Many differences separate us on the surface, yes.
But I cannot find a boundary in consciousness
And when you ask me, where does awareness begin and does it end
I have to say, I have to say I’ve always been

Within the body, without the body, not subject to
Changing moods or states of health or points of view
Without needs before the deeds and the monuments of man
And after them, and after them, I am

Many differences separate us on the surface, yes.
But I cannot find a boundary in consciousness
And when you ask me, where does awareness begin and does it end
I have to say, I have to say I’ve always been

At the silent core, and yet before phenomena began
And after it, and after it, I am

 

 

Do You Hear the Music? – Kirtana

Your Beloved calls you here today
To ask you for this dance; what will you say?
Are you going to throw the chance away?
And do you hear the music?

I know you’ve got a lot of things to do,
But I think the world could turn a time or two
Without all your precious plans
And you could stop to hear the music
In your heart, in your heart

Maybe you should give your mind a rest
And put its main assumption to the test;
Just let go and see who leads the best,
Surrender to the music

Maybe you don’t need to understand
Maybe these are steps that can’t be planned
Funny how your feet know where to land
When you listen to the music
In your heart, in your heart

Your Beloved calls you here today
To ask you for this dance; what will you say?
Are you going to throw the chance away? —
Or listen to the music, listen to the music
In your heart…

 

Everything Is Waiting for You”

After Derek Mahon

Your great mistake is to act the drama
as if you were alone.

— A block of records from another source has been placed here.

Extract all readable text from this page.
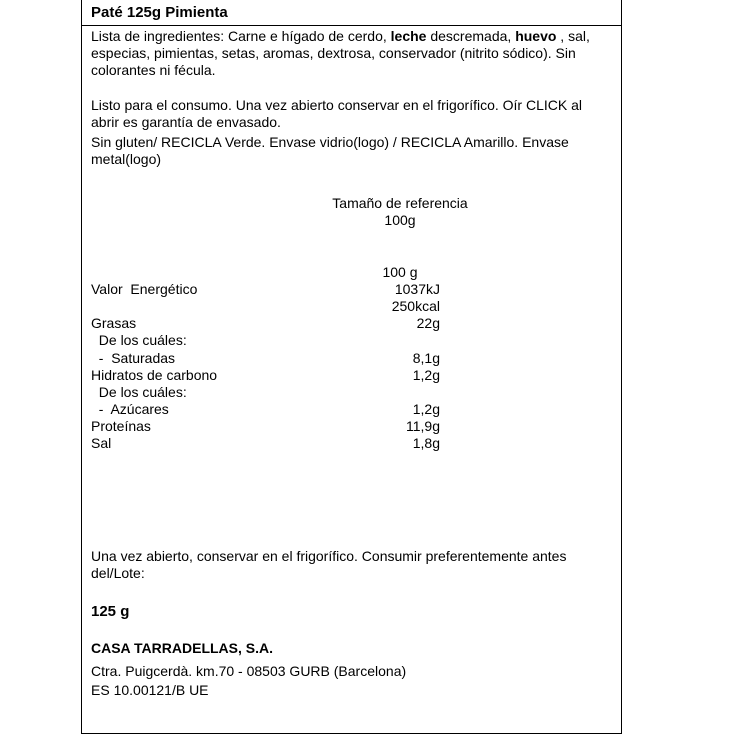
Paté 125g Pimienta
Lista de ingredientes: Carne e hígado de cerdo, leche descremada, huevo , sal,
especias, pimientas, setas, aromas, dextrosa, conservador (nitrito sódico). Sin
colorantes ni fécula.
Listo para el consumo. Una vez abierto conservar en el frigorífico. Oír CLICK al
abrir es garantía de envasado.
Sin gluten/ RECICLA Verde. Envase vidrio(logo) / RECICLA Amarillo. Envase
metal(logo)
Tamaño de referencia
100g
100 g
Valor  Energético	1037kJ
250kcal
Grasas	22g
De los cuáles:
-  Saturadas	8,1g
Hidratos de carbono	1,2g
De los cuáles:
-  Azúcares	1,2g
Proteínas	11,9g
Sal	1,8g
Una vez abierto, conservar en el frigorífico. Consumir preferentemente antes
del/Lote:
125 g
CASA TARRADELLAS, S.A.
Ctra. Puigcerdà. km.70 - 08503 GURB (Barcelona)
ES 10.00121/B UE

As if life
were a progressive and cunning crime
with no witness to the tiny hidden
transgressions. To feel abandoned is to deny
the intimacy of your surroundings.

Surely, even you, at times, have felt the grand array;
the swelling presence, and the chorus, crowding
out your solo voice. You must note
the way the soap dish enables you,
or the window latch grants you freedom.
Alertness is the hidden discipline of familiarity.
The stairs are your mentor of things
to come, the doors have always been there
to frighten you and invite you,
and the tiny speaker in the phone
is your dream-ladder to divinity.

Put down the weight of your aloneness and ease into the
conversation. The kettle is singing
even as it pours you a drink, the cooking pots
have left their arrogant aloofness and
seen the good in you at last. All the birds
and creatures of the world are unutterably
themselves. Everything is waiting for you.